In multiple HashSet of Integers I want to get all those elements, which has no duplicate. i.e. which came only once in union of all the HashSet. I am not able to conceptualize it programmatically.

As an example, consider set first contains {2,4,6,8,9}, second set contains {2,8,9} and third set contains {2,4,8,9}. In all these set, element 6 occurs only once.

How to find all the elements which has no duplicate in multiple HashSet of Integers in Java?

Answer 1

You could hold the set of elements that occur at least once and at least twice. It's a bit of manual looping but it's possible.
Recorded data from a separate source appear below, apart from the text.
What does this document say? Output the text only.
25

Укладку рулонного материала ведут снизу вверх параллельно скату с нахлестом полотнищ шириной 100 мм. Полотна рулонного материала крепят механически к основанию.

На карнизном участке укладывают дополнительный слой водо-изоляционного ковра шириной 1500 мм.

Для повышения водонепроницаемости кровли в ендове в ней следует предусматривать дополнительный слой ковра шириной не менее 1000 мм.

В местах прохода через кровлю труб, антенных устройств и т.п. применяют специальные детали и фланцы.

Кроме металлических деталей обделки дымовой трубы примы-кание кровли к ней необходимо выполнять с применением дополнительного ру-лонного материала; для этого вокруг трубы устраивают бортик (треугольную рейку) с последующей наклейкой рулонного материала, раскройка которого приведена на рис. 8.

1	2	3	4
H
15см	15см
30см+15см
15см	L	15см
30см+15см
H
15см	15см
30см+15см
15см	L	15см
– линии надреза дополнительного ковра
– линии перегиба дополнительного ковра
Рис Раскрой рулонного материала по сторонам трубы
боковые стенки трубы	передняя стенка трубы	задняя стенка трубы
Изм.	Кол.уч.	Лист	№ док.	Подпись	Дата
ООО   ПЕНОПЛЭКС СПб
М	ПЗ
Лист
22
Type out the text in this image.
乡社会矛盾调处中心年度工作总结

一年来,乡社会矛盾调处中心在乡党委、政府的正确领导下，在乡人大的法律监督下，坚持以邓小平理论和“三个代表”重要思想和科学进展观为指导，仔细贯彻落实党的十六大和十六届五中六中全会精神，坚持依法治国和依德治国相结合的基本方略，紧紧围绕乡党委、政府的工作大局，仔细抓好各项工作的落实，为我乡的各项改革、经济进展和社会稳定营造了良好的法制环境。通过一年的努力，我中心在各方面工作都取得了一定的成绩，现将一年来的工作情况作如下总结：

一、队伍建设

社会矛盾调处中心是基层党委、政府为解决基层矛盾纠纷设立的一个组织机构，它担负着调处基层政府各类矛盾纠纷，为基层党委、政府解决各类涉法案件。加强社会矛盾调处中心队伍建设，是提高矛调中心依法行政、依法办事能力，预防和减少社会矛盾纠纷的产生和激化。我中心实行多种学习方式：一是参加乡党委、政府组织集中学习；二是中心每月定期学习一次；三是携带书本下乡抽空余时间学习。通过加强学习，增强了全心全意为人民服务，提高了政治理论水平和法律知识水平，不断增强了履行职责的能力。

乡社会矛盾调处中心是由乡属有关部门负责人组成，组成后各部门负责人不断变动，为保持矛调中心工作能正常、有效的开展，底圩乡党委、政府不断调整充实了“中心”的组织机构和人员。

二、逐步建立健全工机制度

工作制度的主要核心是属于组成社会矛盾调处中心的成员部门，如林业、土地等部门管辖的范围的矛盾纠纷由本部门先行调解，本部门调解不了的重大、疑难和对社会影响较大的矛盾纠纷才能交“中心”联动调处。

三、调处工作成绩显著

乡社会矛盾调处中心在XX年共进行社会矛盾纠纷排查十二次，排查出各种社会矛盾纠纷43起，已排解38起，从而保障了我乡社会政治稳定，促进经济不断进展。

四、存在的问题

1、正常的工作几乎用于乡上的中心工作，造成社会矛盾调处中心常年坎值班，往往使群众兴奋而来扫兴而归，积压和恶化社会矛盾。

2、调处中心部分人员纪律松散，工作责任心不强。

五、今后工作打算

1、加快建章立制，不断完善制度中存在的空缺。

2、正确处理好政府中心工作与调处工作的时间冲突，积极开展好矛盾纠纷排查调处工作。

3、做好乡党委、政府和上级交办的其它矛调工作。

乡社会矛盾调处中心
This will work for any number of sets to difference and will not modify the input:

public static Set<E> unique(Set<? extends E>... sets){
   Set<E> once = new HashSet<E>();
   Set<E> twice = new HashSet<E>();

   for(Set<? extends E> set:sets){
      for(E el:set){
         if(once.contains(el)){
            twice.add(el);
         } else {
            once.add(el);
         }
      }
   }

   once.removeAll(twice);
   return once;
} 

Ideone: http://ideone.com/reGDBy

Example usage:

Set<Integer> set1, set2, set3;
...
Set<Integer> u = unique(set1, set2, set3);

Example of evaluation:

As an example, consider set first contains {2,4,6,8,9}, second set contains {2,8,9} and third set contains {2,4,8,9}. In all these set, element 6 occurs only once.

• After the first inner loop completes, once contains {2,4,6,8,9} and twice is empty.
• Adding the second set: 2, 8 and 9 are already in the once set, so they are added to the twice set.
• once is now {2,4,6,8,9}, twice is now {2,8,9}.
• From the third set: 2 is re-added to twice, 4 is added to twice, 8, 9 are re-added to twice.
• once is now {2,4,6,8,9} (union of all sets), twice is now {2,4,8,9} (elements that occur at least twice).
• remove twice from once. once is now {6}. Return once.